Although using a cell phone and websurfing are verboten while driving, police policy does not prohibit officers from listening to music from the car stereo, says Teixeira.
"It should!" exclaims Cox. "They're supposed to be doing their jobs, not listening to music. That's a recreational activity."
Even considering the initial impact that sent Mitchell reeling, another upsetting portion of the video occurs as Davis and a witness hoist Mitchell back into his chair mere seconds after he's been struck.
"As a professional, the police officer should have known not to move him," says Cox. "It's shocking to me that he didn't stop the witness from moving him, and that he then went so far as to help move him."
Mitchell, whose bones are brittle from the medication he takes to control AIDS, was treated and released at UVA hospital the day of the accident, then rehospitalized the following day in renal failure. In mid-December, doctors diagnosed broken bones in his shoulder, something he believes happened when he was lifted from the street into his chair.
On New Year's Day, three days before a show of his paintings was scheduled to open at the Mudhouse coffee shop, Mitchell was hospitalized with swelling in his joints and in "deep pain," he says. He remained hospitalized at Hook press time Tuesday, but he was scheduled to be moved to an area nursing home where he will remain for a minimum of three weeks.
Watching himself being struck by the car was "very upsetting," says Mitchell, who adds that the video confirms for him that his recollection of the accident is correct. He says he hasn't determined what steps he'll take-- or whether he'll file a civil suit against the county or the city.
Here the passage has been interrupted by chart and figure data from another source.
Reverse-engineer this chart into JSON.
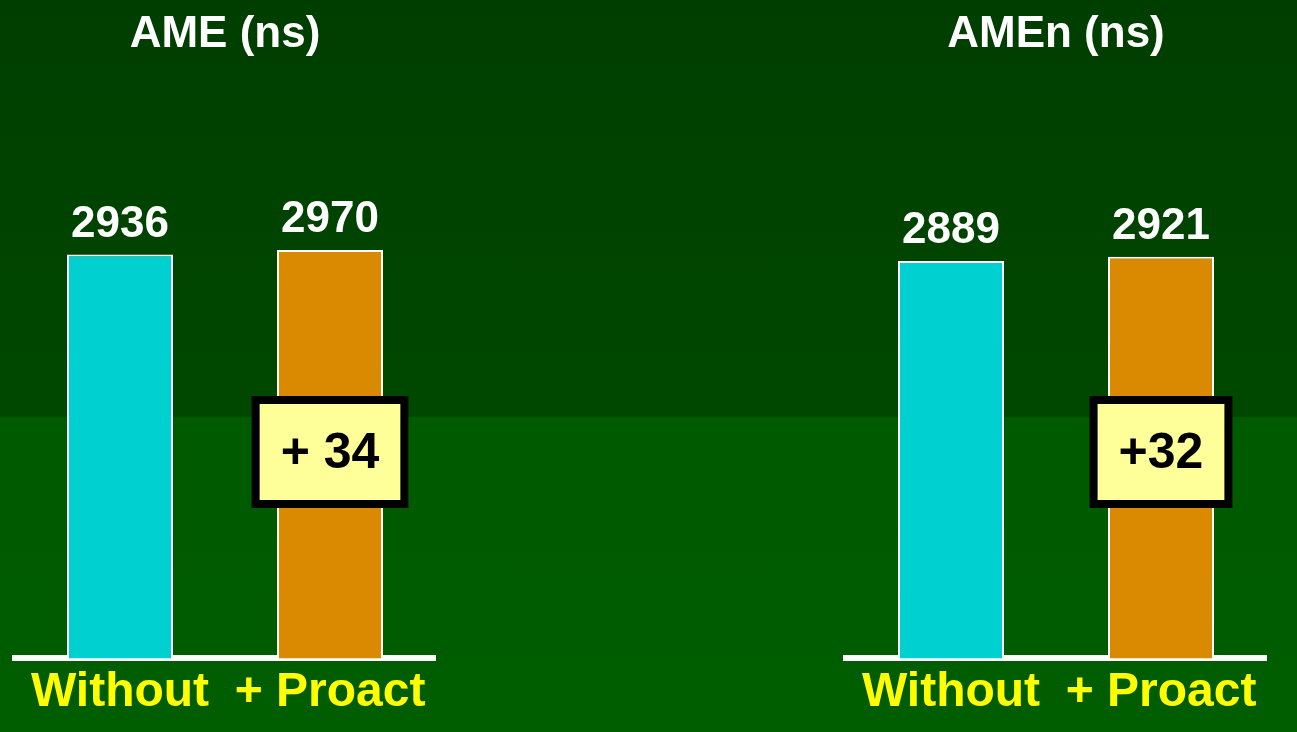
{
  "chart_data": [
    {
      "type": "bar",
      "title": "AME (ns)",
      "categories": [
        "Without",
        "+ Proact"
      ],
      "values": [
        2936,
        2970
      ],
      "colors": [
        "#00d0d0",
        "#d98a00"
      ],
      "data_labels": true,
      "grid": false,
      "legend": false,
      "annotations": [
        "+ 34"
      ]
    },
    {
      "type": "bar",
      "title": "AMEn (ns)",
      "categories": [
        "Without",
        "+ Proact"
      ],
      "values": [
        2889,
        2921
      ],
      "colors": [
        "#00d0d0",
        "#d98a00"
      ],
      "data_labels": true,
      "grid": false,
      "legend": false,
      "annotations": [
        "+32"
      ]
    }
  ]
}
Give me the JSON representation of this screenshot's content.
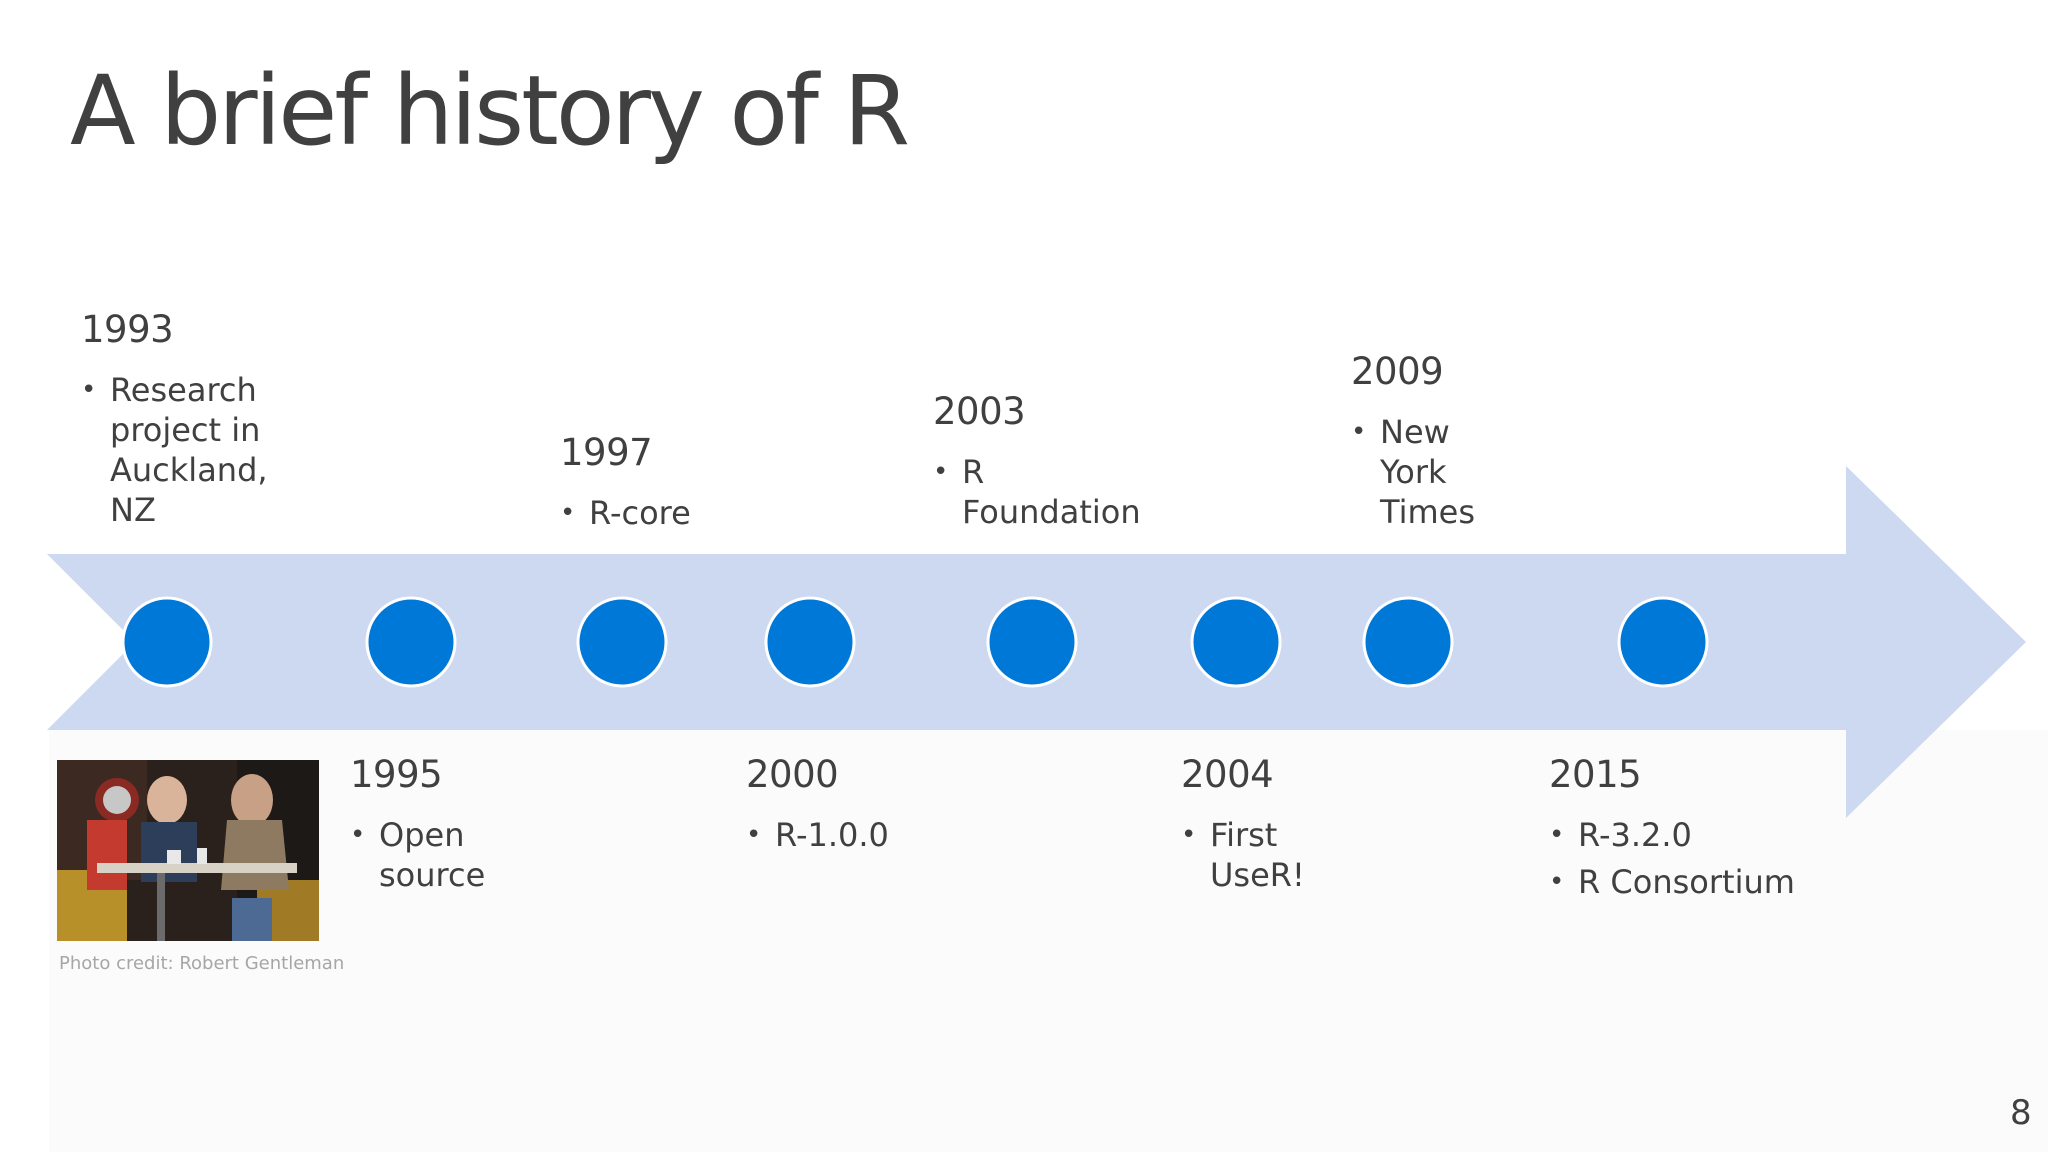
{
  "slide": {
    "title": "A brief history of R",
    "page_number": "8",
    "photo_credit": "Photo credit: Robert Gentleman"
  },
  "colors": {
    "arrow": "#cdd8f1",
    "node": "#0078d7",
    "node_border": "#ffffff",
    "text": "#404040",
    "credit": "#a6a6a6"
  },
  "timeline": {
    "events_above": [
      {
        "year": "1993",
        "bullets": [
          "Research project in Auckland, NZ"
        ]
      },
      {
        "year": "1997",
        "bullets": [
          "R-core"
        ]
      },
      {
        "year": "2003",
        "bullets": [
          "R Foundation"
        ]
      },
      {
        "year": "2009",
        "bullets": [
          "New York Times"
        ]
      }
    ],
    "events_below": [
      {
        "year": "1995",
        "bullets": [
          "Open source"
        ]
      },
      {
        "year": "2000",
        "bullets": [
          "R-1.0.0"
        ]
      },
      {
        "year": "2004",
        "bullets": [
          "First UseR!"
        ]
      },
      {
        "year": "2015",
        "bullets": [
          "R-3.2.0",
          "R Consortium"
        ]
      }
    ],
    "node_count": 8
  }
}
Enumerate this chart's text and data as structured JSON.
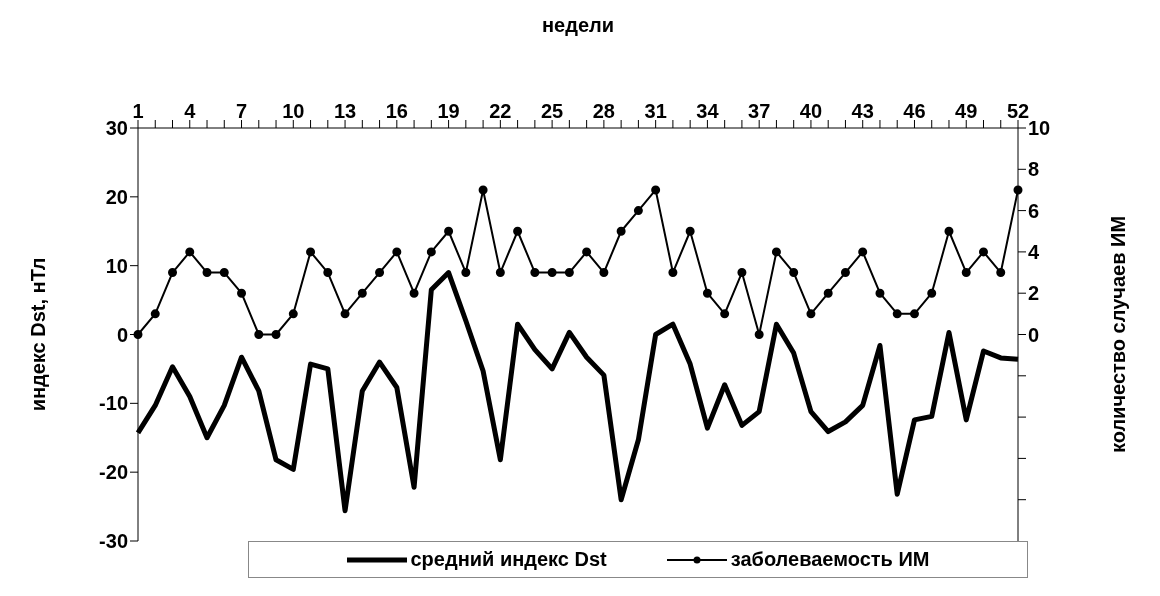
{
  "chart_data": {
    "type": "line",
    "xlabel": "недели",
    "ylabel": "индекс Dst, нТл",
    "y2label": "количество случаев ИМ",
    "categories": [
      "1",
      null,
      null,
      "4",
      null,
      null,
      "7",
      null,
      null,
      "10",
      null,
      null,
      "13",
      null,
      null,
      "16",
      null,
      null,
      "19",
      null,
      null,
      "22",
      null,
      null,
      "25",
      null,
      null,
      "28",
      null,
      null,
      "31",
      null,
      null,
      "34",
      null,
      null,
      "37",
      null,
      null,
      "40",
      null,
      null,
      "43",
      null,
      null,
      "46",
      null,
      null,
      "49",
      null,
      null,
      "52"
    ],
    "series": [
      {
        "name": "средний индекс Dst",
        "color": "#000000",
        "marker": "none",
        "values": [
          -14.3,
          -10.3,
          -4.7,
          -9,
          -15,
          -10.3,
          -3.3,
          -8.2,
          -18.2,
          -19.6,
          -4.3,
          -5,
          -25.6,
          -8.2,
          -4,
          -7.7,
          -22.2,
          6.5,
          9,
          2,
          -5.3,
          -18.2,
          1.5,
          -2.2,
          -5,
          0.3,
          -3.3,
          -5.9,
          -24,
          -15.3,
          0,
          1.5,
          -4.3,
          -13.6,
          -7.3,
          -13.2,
          -11.2,
          1.5,
          -2.7,
          -11.2,
          -14.1,
          -12.7,
          -10.3,
          -1.6,
          -23.2,
          -12.4,
          -11.9,
          0.3,
          -12.4,
          -2.4,
          -3.4,
          -3.6
        ]
      },
      {
        "name": "заболеваемость ИМ",
        "color": "#000000",
        "marker": "circle",
        "axis": "y2",
        "values": [
          0,
          1,
          3,
          4,
          3,
          3,
          2,
          0,
          0,
          1,
          4,
          3,
          1,
          2,
          3,
          4,
          2,
          4,
          5,
          3,
          7,
          3,
          5,
          3,
          3,
          3,
          4,
          3,
          5,
          6,
          7,
          3,
          5,
          2,
          1,
          3,
          0,
          4,
          3,
          1,
          2,
          3,
          4,
          2,
          1,
          1,
          2,
          5,
          3,
          4,
          3,
          7
        ]
      }
    ],
    "ylim": [
      -30,
      30
    ],
    "yticks": [
      -30,
      -20,
      -10,
      0,
      10,
      20,
      30
    ],
    "y2lim": [
      -10,
      10
    ],
    "y2ticks": [
      {
        "value": -8,
        "label": null
      },
      {
        "value": -6,
        "label": null
      },
      {
        "value": -4,
        "label": null
      },
      {
        "value": -2,
        "label": null
      },
      0,
      2,
      4,
      6,
      8,
      10
    ],
    "legend": "bottom",
    "line_style": "solid"
  }
}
"That hasn't been part of my mind," he says. "I've been focusing on trying to get well."
While it was an Albemarle County police officer who struck him, what happened after the accident added insult to his injuries. Charlottesville police, who investigated the accident, opted to ticket Mitchell, and delivered the summons while he was being treated in the UVA emergency room. Although the charge, failing to obey a pedestrian signal, was eventually dropped because the statute didn't exactly describe the pedestrian signal Mitchell supposedly violated, Charlottesville Commonwealth's Attorney Dave Chapman declined to apologize for prosecuting Mitchell.
Longo, however, says he saw Mitchell in City Hall several weeks ago, apologized to him, and says he plans to "follow up" now that the case is resolved.
Teixeira says the Albemarle County Police Department has learned a lesson from the incident-- "to respond empathetically as soon as you can." Police policy prohibits officers from commenting on internal or external investigations, and Teixeira-- who on Monday issued an apology to Mitchell on behalf of Albemarle County Police-- believes the policy contributed to community concerns that the Department was engaging in a cover-up or simply didn't care.
"That's not the case," he says.
Albemarle County's internal investigation into the incident will wrap in a couple of weeks, says Teixeira, who doesn't know whether results will be made public. The video was released to the public two business days after the case was dropped and after numerous media appeals for the public document. Texeira says the release, which might legally have been withheld until the internal investigation wrapped, was an effort to help people understand how the accident happened.
"We're hoping by putting the video out," he says, "that people can make their own minds up."